And, here are my comments. Much of my reactions will have to do with evaluating a "new friendship" where many of the below dynamics are operating versus a seasoned friendship where trust has nurtured a deep emotional bonding which is not a threat to the marital trust but supports it. At the risk of being misunderstood--(I do not under any circumstances support a secretive, double-life, kind of inappropriate relationship) I venture some thoughts.
1. You think or say, "We're just friends."
This is used as a denial of inappropriate bonding is true. But this should not mean that all deep cross-sex friendships are emotional affairs.
2. You daydream about him or her.
Do you daydream about your spouse?
I don't think daydreaming about your cross-sex friend is necessarily a symptom of an emotional "affair." It can be, but it doesn't have to be. Pleasant, happy, thoughts about your friend may speak of emotional depth but not inappropriate depth; it may not violate any marital trust or vows. Good Christian wives who were faithful to their husbands and loved their husbands in the 1800's also had deep friendships with other women where they daydreamed about their friends. Daydreaming is not the same thing as lusting. I fear we may be urging the thought/dream police out here rather than encouraging healthy love and sexuality.
Now, if all you are doing is daydreaming about him or her, its time to discipline the mind--and maybe the relationship.
3. You look forward to seeing him or her.
Again, this is not so black and white. With sexual energy and deep fondness, you should look forward to seeing him or her. This is more problematic when you looking forward to seeing your friend more than you do your spouse. Do you delight in your spouse? Do you look forward to their phone calls? Do you look forward to your spouse's affection? Then, don't worry about looking forward to your friend if you have a deep friendship.
4. You want to tell them news first.
I would say this this was a pattern it would be problematic--if you want to share the news first.
5. You share intimate emotions.
This has to be taken into consideration with other dynamics. Obviously, I am going to say you want to share intimate emotions with your best friend--same sex or cross-sex. Sharing intimate emotions doesn't have to be a zero sum game--it does have to honor the marriage.
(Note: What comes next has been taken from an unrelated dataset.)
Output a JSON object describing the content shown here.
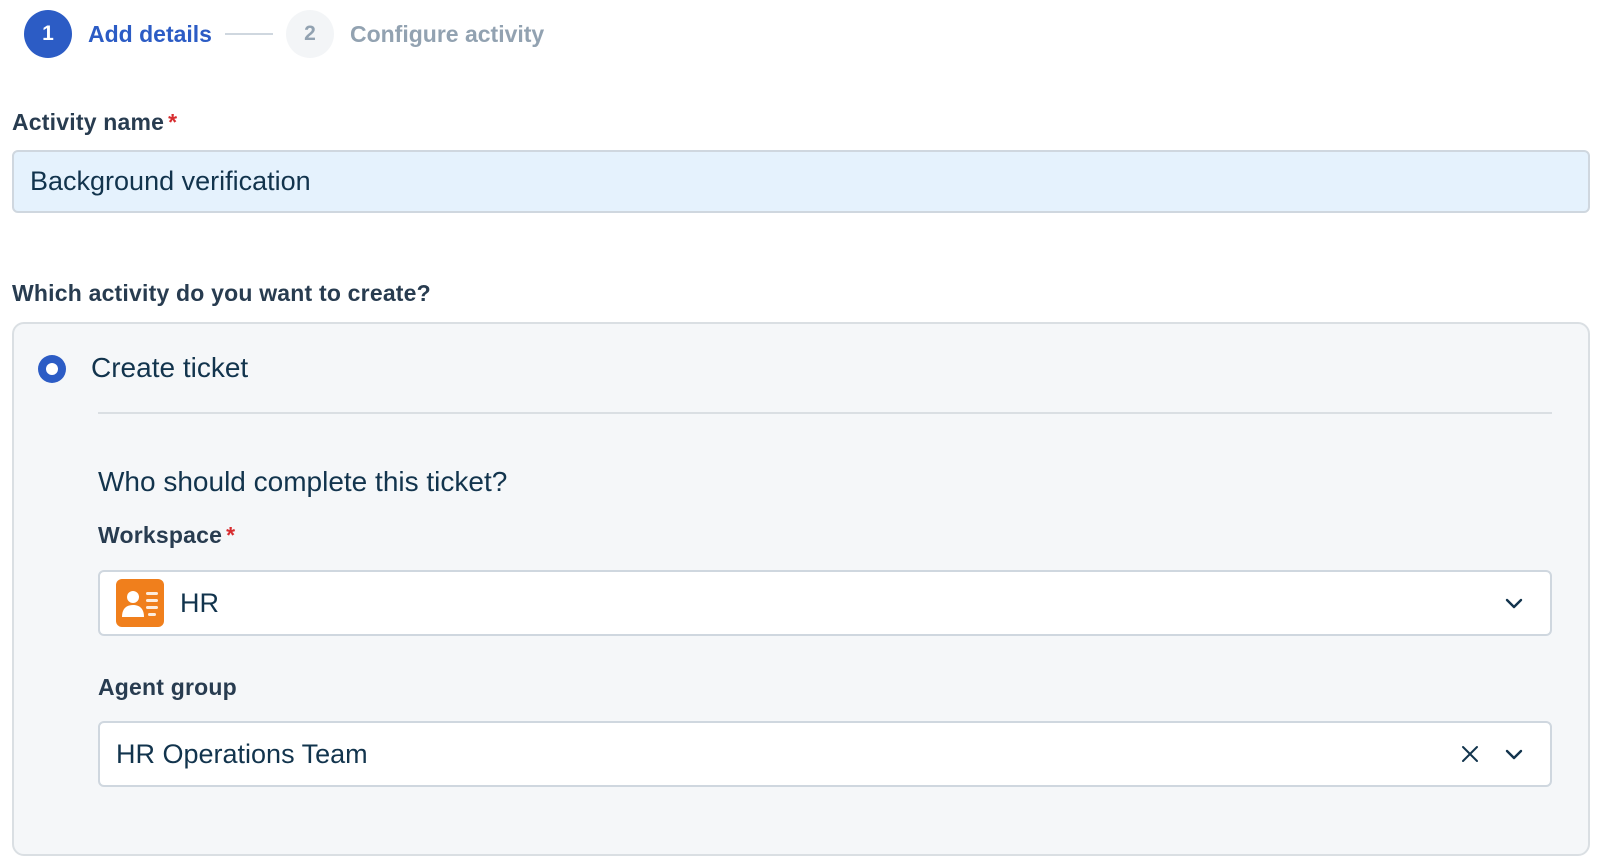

6. You share intimate problems.
This again is not a slam dunk when it comes to cross-sex friendships. If trust is built and there is maturity present, this doesn't have be a symptom for "emotional affair." A more nuanced observation would be if the friendship is pretty new and you find yourself discussing marital problems that, I would say is problematic. But once you get into a seasoned friendship, solid trust may be secure grounding for sharing intimate problems.
7. You believe he or she understands you more than your spouse.
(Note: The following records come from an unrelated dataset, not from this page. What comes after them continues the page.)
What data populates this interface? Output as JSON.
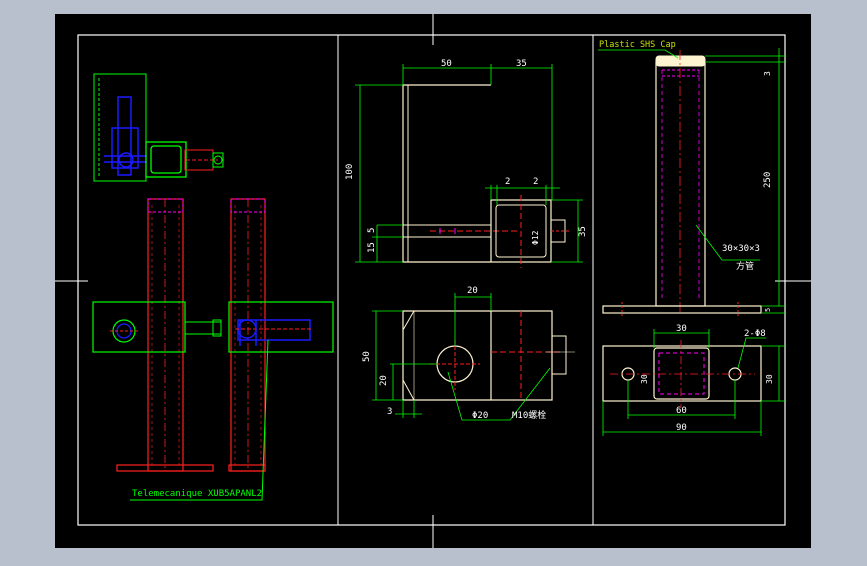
{
  "colors": {
    "background": "#b7c0cc",
    "sheet": "#000000",
    "border": "#ffffff",
    "green": "#00ff00",
    "red": "#ff2020",
    "blue": "#1a1aff",
    "magenta": "#ff00ff",
    "yellow_green": "#c8e000",
    "cream": "#fff4d0"
  },
  "labels": {
    "telemecanique": "Telemecanique XUB5APANL2",
    "plastic_cap": "Plastic SHS Cap",
    "tube_spec": "30×30×3",
    "tube_name": "方管",
    "bolt_label": "M10螺栓",
    "holes": "2-Φ8",
    "hole_dia": "Φ20",
    "pin_dia": "Φ12"
  },
  "dims": {
    "top_a": "50",
    "top_b": "35",
    "height": "100",
    "gap_a": "2",
    "gap_b": "2",
    "left_a": "5",
    "left_b": "15",
    "right_a": "35",
    "plan_top": "20",
    "plan_height": "50",
    "plan_a": "20",
    "plan_b": "3",
    "cap_t": "3",
    "tube_len": "250",
    "base_w": "30",
    "base_t": "5",
    "plate_w": "60",
    "plate_total": "90",
    "plate_h": "30",
    "plate_r": "30"
  }
}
Again, an important nuance here is the newness of the friendship or friendship intensity (you may have "known"this friend for years but suddenly there is intensity--that could be a "new" dynamic). However, if you get know someone real deep--hey, you know what, it is human, we all have certain blinders and our friends may "understand" friends at some points better than our spouse. However, overall (and please hear me on that--I don't want to be misunderstood) our spouse should always know us better than our friends.
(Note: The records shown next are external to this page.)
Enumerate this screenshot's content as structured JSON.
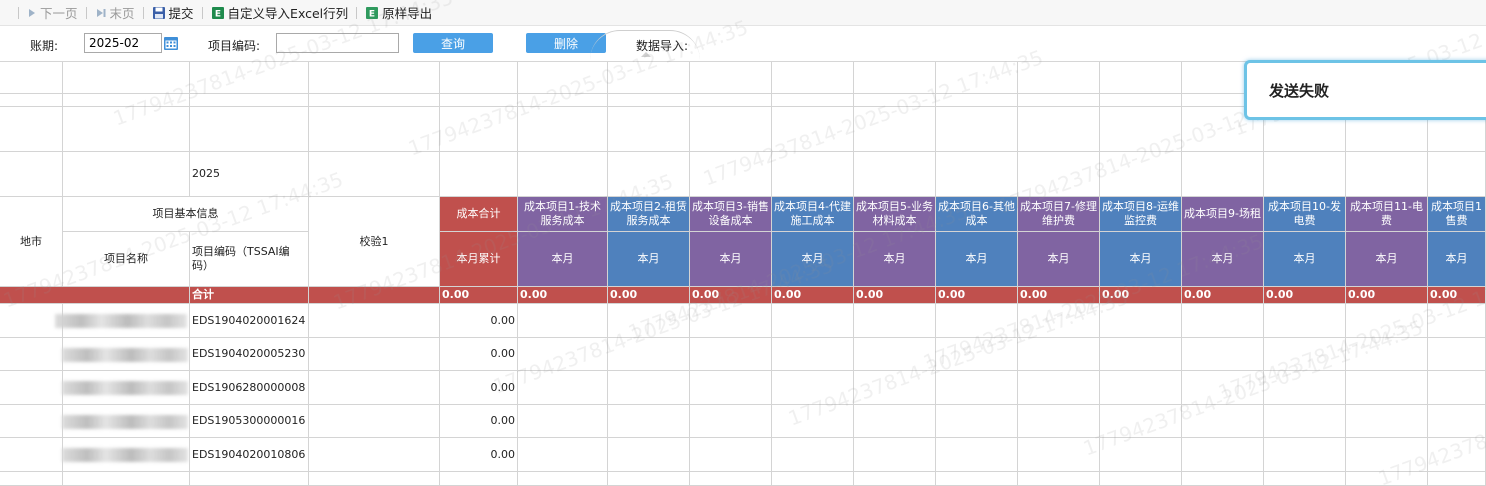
{
  "toolbar": {
    "next_page": "下一页",
    "last_page": "末页",
    "submit": "提交",
    "custom_import": "自定义导入Excel行列",
    "export_raw": "原样导出"
  },
  "filter": {
    "period_label": "账期:",
    "period_value": "2025-02",
    "project_code_label": "项目编码:",
    "project_code_value": "",
    "query_button": "查询",
    "delete_button": "删除",
    "data_import_label": "数据导入:"
  },
  "toast": {
    "message": "发送失败"
  },
  "watermark": "17794237814-2025-03-12 17:44:35",
  "table": {
    "year": "2025",
    "col_city": "地市",
    "group_basic_info": "项目基本信息",
    "col_project_name": "项目名称",
    "col_project_code": "项目编码（TSSAI编码）",
    "col_check": "校验1",
    "col_cost_total": "成本合计",
    "col_cost_total_sub": "本月累计",
    "cost_items": [
      {
        "name": "成本项目1-技术服务成本",
        "sub": "本月",
        "total": "0.00"
      },
      {
        "name": "成本项目2-租赁服务成本",
        "sub": "本月",
        "total": "0.00"
      },
      {
        "name": "成本项目3-销售设备成本",
        "sub": "本月",
        "total": "0.00"
      },
      {
        "name": "成本项目4-代建施工成本",
        "sub": "本月",
        "total": "0.00"
      },
      {
        "name": "成本项目5-业务材料成本",
        "sub": "本月",
        "total": "0.00"
      },
      {
        "name": "成本项目6-其他成本",
        "sub": "本月",
        "total": "0.00"
      },
      {
        "name": "成本项目7-修理维护费",
        "sub": "本月",
        "total": "0.00"
      },
      {
        "name": "成本项目8-运维监控费",
        "sub": "本月",
        "total": "0.00"
      },
      {
        "name": "成本项目9-场租",
        "sub": "本月",
        "total": "0.00"
      },
      {
        "name": "成本项目10-发电费",
        "sub": "本月",
        "total": "0.00"
      },
      {
        "name": "成本项目11-电费",
        "sub": "本月",
        "total": "0.00"
      },
      {
        "name": "成本项目1售费",
        "sub": "本月",
        "total": "0.00"
      }
    ],
    "total_label": "合计",
    "total_value": "0.00",
    "rows": [
      {
        "code": "EDS1904020001624",
        "cost_total": "0.00"
      },
      {
        "code": "EDS1904020005230",
        "cost_total": "0.00"
      },
      {
        "code": "EDS1906280000008",
        "cost_total": "0.00"
      },
      {
        "code": "EDS1905300000016",
        "cost_total": "0.00"
      },
      {
        "code": "EDS1904020010806",
        "cost_total": "0.00"
      }
    ]
  }
}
8. You keep secrets and cover up.
I am on record as saying there is a certain depth in friendship that bears the fruit of secrecy. I hestiate to say that, lest I be misunderstood. But there is a mutual trust between husband and wife that may extend to the spouse's relationships where there is confidentiality may be the fruit of the friendship. This doesn't have anything to do with living a "secret" double life with your friend. Notwhatsoever. Living a double life as "just friends" is a deceptive dynamic.
9. You give gifts.
This not so black and white. Friends may share gifts with each other.
10. You spend more time alone.
No so black and white. This perhaps is something to watch for in a new friendship but there is nothing inherently wrong with a mature dyadic friendship and aloneness.
These flags may indeed point to unhealthy and inappropriate dynamics between friends. But we shouldn't take some of these as black-and-white signals that an inappropriate emotions are engaged.